Von Kotor ging es dann bei hochsommerlichen Temperaturen die Küste entlang nordwärts – die Jadranska Magistrala. Es ist schon etwas Besonderes, wenn einen über hunderte Kilometer fast ständig die Aussicht auf Küste, Meer oder nahe gelegene Inseln begleitet und obendrein die Streckenführung nie Langeweile aufkommen lässt. Erster "Pflicht"-Zwischenstopp war Dubrovnik, die Perle der kroatischen Adria. Der historische Stadtkern hat in seiner Geschichte schon einiges erlebt. Griechen hatten hier das Sagen, die Römer, Venezianer, Normannen, Ungarn, sogar mit den Piraten von Omis schloss man den Geschichtsbüchern nach einen Pakt, später auch mit Österreich, im 15. und 16. Jahrhundert hatte Dubrovnik mit 200 Schiffen die drittgrößte Seeflotte der Weltmeere. Aktuell wird die Altstadt von modernem Raubrittertum beherrscht, nahm man uns doch in einem Straßencafe der Touristenfalle sage und schreibe 20 Euro für zwei kleine Milchshakes weg...

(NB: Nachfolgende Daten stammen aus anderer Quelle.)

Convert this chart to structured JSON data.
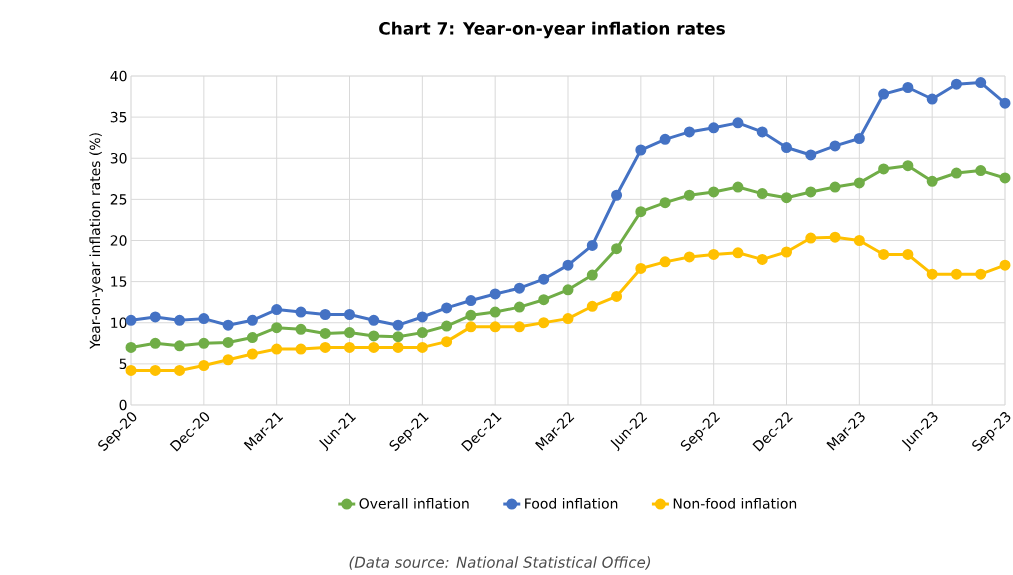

...Essen wollten wir dann doch lieber woanders gehen.


Außerdem war uns wieder mal nach einem Badenachmittag, wozu wir im ehemaligen Fischerdorf Gradac, mittlerweile auch längst ein beliebter Touristenort, die passende Bleibe und auch gleich wunderbare Strände fanden. Samt einem ausgiebigen Abendessen, das nur auf den ersten Blick sauteuer erschien: In einer Wechselstube wurden unsere Euros nämlich irrtümlich als bosnische Konvertible Mark umgerechnet, was uns erst auffiel, als wir im Restaurant nach unseren Berechnungen über 50 Euro bezahlt hätten. Die Art, wie uns die Dame am Schalter am Morgen darauf scheinbar erleichtert begrüßte und den Fehler sofort korrigierte, ließ uns ihre Version glauben, dass es ein Irrtum war, den sie auch selbst bald bemerkte, aber ja nicht wusste, wo sie uns hätte finden können.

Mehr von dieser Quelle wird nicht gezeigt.